Here's what Amazon does with products it no longer wants:
Consider SimpleDB, one of the first of the Amazon web services and effectively dead. But still has a live page, and still works and is online https://aws.amazon.com/simpledb/
But is not listed in the Amazon Web Services product lineup:
https://aws.amazon.com/products/
Presumably if you had built something on it many years ago (which I did), it would still be working today. Maybe the lesson for Google is that instead of killing things, leave them working but without future development. And instead of radical pricing change, make pricing change for new customers and leave the old ones on the existing pricing. Sure people might be unhappy about the changes but they are less likely to be enraged and lose trust in Google.
This post from Amazon Web Services CTO https://www.allthingsdistributed.com/2016/03/10-lessons-from... says:
5. APIs are forever
This was a lesson we had already learned from our experiences with Amazon retail, but it became even more important for AWS’s API-centric business.

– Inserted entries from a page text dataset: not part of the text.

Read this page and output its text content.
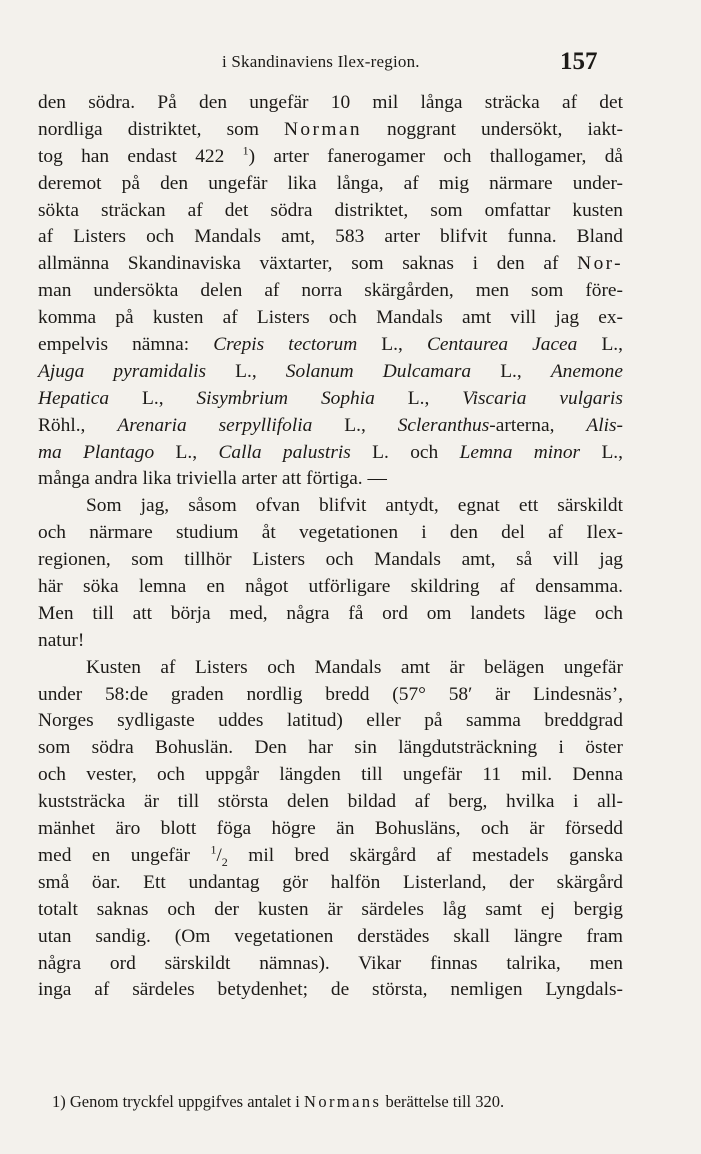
i Skandinaviens Ilex-region.	157
den södra. På den ungefär 10 mil långa sträcka af det
nordliga distriktet, som Norman noggrant undersökt, iakt-
tog han endast 422 $^1$) arter fanerogamer och thallogamer, då
deremot på den ungefär lika långa, af mig närmare under-
sökta sträckan af det södra distriktet, som omfattar kusten
af Listers och Mandals amt, 583 arter blifvit funna. Bland
allmänna Skandinaviska växtarter, som saknas i den af Nor-
man undersökta delen af norra skärgården, men som före-
komma på kusten af Listers och Mandals amt vill jag ex-
empelvis nämna: Crepis tectorum L., Centaurea Jacea L.,
Ajuga pyramidalis L., Solanum Dulcamara L., Anemone
Hepatica L., Sisymbrium Sophia L., Viscaria vulgaris
Röhl., Arenaria serpyllifolia L., Scleranthus-arterna, Alis-
ma Plantago L., Calla palustris L. och Lemna minor L.,
många andra lika triviella arter att förtiga. —
Som jag, såsom ofvan blifvit antydt, egnat ett särskildt
och närmare studium åt vegetationen i den del af Ilex-
regionen, som tillhör Listers och Mandals amt, så vill jag
här söka lemna en något utförligare skildring af densamma.
Men till att börja med, några få ord om landets läge och
natur!
Kusten af Listers och Mandals amt är belägen ungefär
under 58:de graden nordlig bredd (57° 58′ är Lindesnäs’,
Norges sydligaste uddes latitud) eller på samma breddgrad
som södra Bohuslän. Den har sin längdutsträckning i öster
och vester, och uppgår längden till ungefär 11 mil. Denna
kuststräcka är till största delen bildad af berg, hvilka i all-
mänhet äro blott föga högre än Bohusläns, och är försedd
med en ungefär $^1/_2$ mil bred skärgård af mestadels ganska
små öar. Ett undantag gör halfön Listerland, der skärgård
totalt saknas och der kusten är särdeles låg samt ej bergig
utan sandig. (Om vegetationen derstädes skall längre fram
några ord särskildt nämnas). Vikar finnas talrika, men
inga af särdeles betydenhet; de största, nemligen Lyngdals-
1) Genom tryckfel uppgifves antalet i Normans berättelse till 320.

Once customers started building their applications and systems using our APIs, changing those APIs becomes impossible, as we would be impacting our customer’s business operations if we would do so. We knew that designing APIs was a very important task as we’d only have one chance to get it right.
Microsoft does a lot of work in that direction too, there are workarounds and fallbacks to older API behavior everywhere around the place.

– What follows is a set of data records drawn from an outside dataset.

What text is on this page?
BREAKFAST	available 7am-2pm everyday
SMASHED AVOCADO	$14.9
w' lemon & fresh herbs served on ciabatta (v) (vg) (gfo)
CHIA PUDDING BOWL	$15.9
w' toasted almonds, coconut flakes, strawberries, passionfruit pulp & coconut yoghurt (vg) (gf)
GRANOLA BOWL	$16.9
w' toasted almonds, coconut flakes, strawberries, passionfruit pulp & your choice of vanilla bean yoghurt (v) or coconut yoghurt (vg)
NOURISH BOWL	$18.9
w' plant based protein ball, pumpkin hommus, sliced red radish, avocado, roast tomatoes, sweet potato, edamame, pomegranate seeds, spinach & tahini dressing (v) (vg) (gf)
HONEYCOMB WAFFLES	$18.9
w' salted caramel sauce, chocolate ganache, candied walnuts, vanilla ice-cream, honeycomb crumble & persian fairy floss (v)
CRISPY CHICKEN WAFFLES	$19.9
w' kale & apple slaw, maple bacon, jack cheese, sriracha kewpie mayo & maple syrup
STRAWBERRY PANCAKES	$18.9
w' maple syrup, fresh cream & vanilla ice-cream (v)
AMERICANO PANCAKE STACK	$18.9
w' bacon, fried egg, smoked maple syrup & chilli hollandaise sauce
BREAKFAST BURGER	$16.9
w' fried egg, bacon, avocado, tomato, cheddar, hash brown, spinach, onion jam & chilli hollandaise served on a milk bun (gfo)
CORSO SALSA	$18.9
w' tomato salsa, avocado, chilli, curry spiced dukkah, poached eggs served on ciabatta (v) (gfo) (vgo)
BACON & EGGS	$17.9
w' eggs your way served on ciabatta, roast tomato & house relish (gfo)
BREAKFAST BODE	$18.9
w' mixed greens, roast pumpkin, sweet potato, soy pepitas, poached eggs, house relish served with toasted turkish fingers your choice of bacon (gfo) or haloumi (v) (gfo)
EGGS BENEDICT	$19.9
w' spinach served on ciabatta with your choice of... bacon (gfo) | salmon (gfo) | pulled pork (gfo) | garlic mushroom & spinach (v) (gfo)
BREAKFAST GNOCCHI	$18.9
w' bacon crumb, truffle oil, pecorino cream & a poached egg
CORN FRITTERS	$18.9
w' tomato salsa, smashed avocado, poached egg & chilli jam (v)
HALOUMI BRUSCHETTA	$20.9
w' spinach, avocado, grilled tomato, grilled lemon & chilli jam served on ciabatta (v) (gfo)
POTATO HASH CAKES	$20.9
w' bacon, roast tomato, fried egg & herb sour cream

I think this is also compatible with Linus' mantra; "Don't break userspace". (Obviously there is a limit, Linus did elaborate on those limits recently).
I really don't like it when APIs stop working. There are plenty of ways to get people off the old API without disrupting them or annoying anyone, as you mention, an option is to simply stop advertising the old version and maybe make it more expensive (or less accessible) to new customers.
Having a stable API that I can bet a product for 10 years (or more) on is something that developers (and users) like and should be a huge plus when deciding between product offerings from companies.
My photos, my contacts. What's the big deal?
Google Photos is a great product but for me it has one huge drawback. You cannot remove a person from a shared album after adding them. You or anyone an album is shared with can accidentally share the album with any other person and once that happens, only way to stop them from accessing your photos is to delete the whole album. Deleting the album means losing all photos, comments and likes added by others. Also sharing an album always generates a link that can be used by anyone to access the album. I haven't found a way to share only with people without generating the link.
I have to do a tedious manual export and upload to get photos from Apple Photos desktop app to Google Photos cloud
(and I don't want a sync app that uploads everything)
Come on Google, you can do better than this.
However... I noticed a clause that requires a "Commercial license" if your app prints photos:
> If your product transfers a user’s photos onto physical goods (such as photo prints or t-shirts) and you charge money for this service, you must have a Commercial license. For more information, see the Google Photos partner program.
Anyone know how much this costs or why this is the case?